Cas n'était définitivement pas du matin.

Mais aujourd'hui, c'était différent.

Il ne fit que deux pas pour se rendre dans sa minuscule salle de bains. Tout de même très soigneux, il se distinguait de la plupart des garçons.

Castiel fait attention à ce qu'il porte, aime l'eye-liner et se coiffe longuement devant le miroir, en tentant de déterminer quelle paire de Vans conviendrait à sa tenue. Après une bonne demi-heure, il se décide et opte pour un t-shirt bordeaux, en-dessous d'une chemise à carreaux ainsi qu'un slim au ton clair. En accessoire, il opte pour une cravate bleue, portée lâche et non pas serrée. Quant aux Vans, il opta pour ses préférées : celles qu'il a lui-même peintes aux couleurs de l'univers étoilé.

Autant bien commencer l'année, en affirmant son style. « J'espère qu'il ont l'esprit plus ouvert que les Américains … » songe Cas, en repensant aux critiques qu'il avait subi des années durant.

« C'est une école d'art, Castiel. Avec des artistes. Ils seront comme toi. » tente-t-il de se rassurer.

En vain.

Le stress monte à son insu. Sur ce à quoi il essaye de remédier en se faisant un petit déj' plutôt copieux : Bacon, œufs au plat et haricots rouges. Et le plus important, son café. Avec deux sucres. Sans ça, Castiel ne peut carburer. C'était sa drogue, il lui fallait absolument sa dose quotidienne de caféine.

Ensuite, le temps semble filer comme l'éclair : « Déjà 7h15 » s'exclame-t-il, offusqué. Il se presse et attrape au passage son sac fétiche « Tardis », dérivé de la série DoctorWho. Son sac favori, car plus grand à l'intérieur.

Après avoir galéré à refermer sa porte d'appartement, celui-ci sprinte jusqu'au Métro et arrive à se faufiler une place au beau milieu d'inconnus. Très à l'étroit, Cas se sent oppressé et a la vague impression de suffoquer. « Quelle horreur ce métro ! » A son arrêt, la foule le submerge, l'éjectant hors du wagon. « Je peux enfin respirer ! » fit-il avec soulagement. Prenant une bonne bouffée d'air, il court jusqu'à l'escalator qu'il monte quatre à quatre.

Après être sorti, Cas sourie, fier de l'exploit. Il a triomphé : 7h45 !

C'était une manie chez Castiel : toujours arriver un quart d'heure avant. C'est tout comme son code d'honneur. C'est pathologique.

S'il pouvait être sur les lieux 30 min à l'avance, c'était toujours mieux. Il s'auto-félicita tout de même d'être là aussi tôt, tout en ayant bravé la foule grincheuse du métro.

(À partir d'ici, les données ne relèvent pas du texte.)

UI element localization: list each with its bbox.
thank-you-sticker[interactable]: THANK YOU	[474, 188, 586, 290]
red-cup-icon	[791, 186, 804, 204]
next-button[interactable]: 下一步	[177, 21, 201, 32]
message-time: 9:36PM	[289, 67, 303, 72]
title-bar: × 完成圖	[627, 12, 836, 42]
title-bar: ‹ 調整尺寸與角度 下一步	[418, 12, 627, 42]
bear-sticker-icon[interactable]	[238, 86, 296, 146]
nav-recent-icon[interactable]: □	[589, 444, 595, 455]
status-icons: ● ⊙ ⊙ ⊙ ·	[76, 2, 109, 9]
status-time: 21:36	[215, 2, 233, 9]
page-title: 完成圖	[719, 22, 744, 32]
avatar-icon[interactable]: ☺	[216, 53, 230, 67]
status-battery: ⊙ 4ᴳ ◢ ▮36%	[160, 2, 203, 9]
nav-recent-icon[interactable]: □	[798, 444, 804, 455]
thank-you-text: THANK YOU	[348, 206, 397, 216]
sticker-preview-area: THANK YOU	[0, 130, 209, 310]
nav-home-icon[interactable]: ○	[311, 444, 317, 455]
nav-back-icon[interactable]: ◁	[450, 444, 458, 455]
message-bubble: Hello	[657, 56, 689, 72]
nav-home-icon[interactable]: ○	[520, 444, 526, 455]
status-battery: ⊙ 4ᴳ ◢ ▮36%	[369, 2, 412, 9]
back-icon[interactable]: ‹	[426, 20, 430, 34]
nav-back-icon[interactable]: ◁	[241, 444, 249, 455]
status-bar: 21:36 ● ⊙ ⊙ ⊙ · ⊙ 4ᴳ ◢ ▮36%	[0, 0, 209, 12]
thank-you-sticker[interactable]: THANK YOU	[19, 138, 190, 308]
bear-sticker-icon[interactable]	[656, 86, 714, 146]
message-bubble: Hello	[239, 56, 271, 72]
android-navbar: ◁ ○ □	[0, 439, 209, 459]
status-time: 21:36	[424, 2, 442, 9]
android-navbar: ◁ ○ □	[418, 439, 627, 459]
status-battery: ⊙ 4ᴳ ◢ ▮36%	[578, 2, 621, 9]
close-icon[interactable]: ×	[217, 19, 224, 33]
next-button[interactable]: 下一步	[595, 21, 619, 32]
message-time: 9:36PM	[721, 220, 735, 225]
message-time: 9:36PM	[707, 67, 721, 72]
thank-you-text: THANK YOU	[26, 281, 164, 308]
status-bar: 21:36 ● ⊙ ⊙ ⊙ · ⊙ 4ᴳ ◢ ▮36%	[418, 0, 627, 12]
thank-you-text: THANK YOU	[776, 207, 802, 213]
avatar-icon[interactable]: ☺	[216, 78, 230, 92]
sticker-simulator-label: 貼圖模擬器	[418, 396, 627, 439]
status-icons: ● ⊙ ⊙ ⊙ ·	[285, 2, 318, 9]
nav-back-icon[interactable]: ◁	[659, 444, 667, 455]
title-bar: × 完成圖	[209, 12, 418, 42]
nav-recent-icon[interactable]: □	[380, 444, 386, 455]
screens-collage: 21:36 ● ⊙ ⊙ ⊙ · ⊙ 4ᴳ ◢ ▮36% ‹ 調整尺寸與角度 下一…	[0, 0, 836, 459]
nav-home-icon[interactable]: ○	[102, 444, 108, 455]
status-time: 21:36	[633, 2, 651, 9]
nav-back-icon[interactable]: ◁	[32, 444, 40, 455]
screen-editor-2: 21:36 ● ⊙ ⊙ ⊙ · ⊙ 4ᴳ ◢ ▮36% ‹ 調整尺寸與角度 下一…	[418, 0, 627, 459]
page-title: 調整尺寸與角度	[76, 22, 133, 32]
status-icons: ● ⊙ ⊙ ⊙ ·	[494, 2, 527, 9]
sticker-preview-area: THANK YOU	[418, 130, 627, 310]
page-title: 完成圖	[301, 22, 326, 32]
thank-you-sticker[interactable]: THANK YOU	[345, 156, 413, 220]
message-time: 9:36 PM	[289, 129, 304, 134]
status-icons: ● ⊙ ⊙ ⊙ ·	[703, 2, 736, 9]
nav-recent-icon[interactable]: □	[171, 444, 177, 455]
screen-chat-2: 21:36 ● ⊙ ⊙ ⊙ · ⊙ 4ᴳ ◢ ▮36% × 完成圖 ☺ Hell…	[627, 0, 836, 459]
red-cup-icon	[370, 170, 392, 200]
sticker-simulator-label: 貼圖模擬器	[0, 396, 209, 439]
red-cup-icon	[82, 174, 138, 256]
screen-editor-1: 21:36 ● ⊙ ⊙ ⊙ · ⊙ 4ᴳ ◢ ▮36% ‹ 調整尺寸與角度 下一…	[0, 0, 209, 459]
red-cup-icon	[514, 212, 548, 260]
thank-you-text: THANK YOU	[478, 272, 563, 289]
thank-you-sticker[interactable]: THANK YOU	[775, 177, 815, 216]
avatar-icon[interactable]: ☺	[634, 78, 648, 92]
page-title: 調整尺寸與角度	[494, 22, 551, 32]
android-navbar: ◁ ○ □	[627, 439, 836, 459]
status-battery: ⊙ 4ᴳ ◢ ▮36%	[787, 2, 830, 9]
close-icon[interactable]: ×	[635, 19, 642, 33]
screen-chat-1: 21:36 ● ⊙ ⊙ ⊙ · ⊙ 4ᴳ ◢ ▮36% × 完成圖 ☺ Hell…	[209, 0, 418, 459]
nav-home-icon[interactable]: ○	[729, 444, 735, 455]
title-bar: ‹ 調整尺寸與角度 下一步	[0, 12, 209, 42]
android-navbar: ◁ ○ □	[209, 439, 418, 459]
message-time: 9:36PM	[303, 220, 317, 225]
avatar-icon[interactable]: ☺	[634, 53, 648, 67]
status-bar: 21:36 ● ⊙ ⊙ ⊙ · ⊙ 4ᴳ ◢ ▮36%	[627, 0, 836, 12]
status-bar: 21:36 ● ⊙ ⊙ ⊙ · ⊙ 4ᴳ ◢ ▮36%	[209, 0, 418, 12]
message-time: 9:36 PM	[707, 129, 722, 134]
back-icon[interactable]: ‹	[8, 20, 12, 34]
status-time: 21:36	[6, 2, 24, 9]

Il avance doucement, anxieux, jusqu'aux portes de l'établissement au style moderne. Une multitude d'élèves sont déjà sur les lieux. Cas avait bien raison : Ils sont tous différents, comme lui. Des artistes.

Et il ne contrastait pas tellement. Cela le fait sourire. Aussitôt, il les observe tous. Ça aussi, c'était un de ses péchés mignons : observer les gens. C'est tout ce qu'il pouvait faire, la timidité étant un de ses plus grands handicaps.

Des groupes se formaient déjà, comme d'habitude. Les populaires semblent se rassembler au niveau du parking à motos. Quant aux autres, eh bien … tout le monde reste dans son coin, trop tétanisés pour faire le premier pas. Les artistes sont souvent ainsi.

Et pourtant, c'est là que Cas se trompe.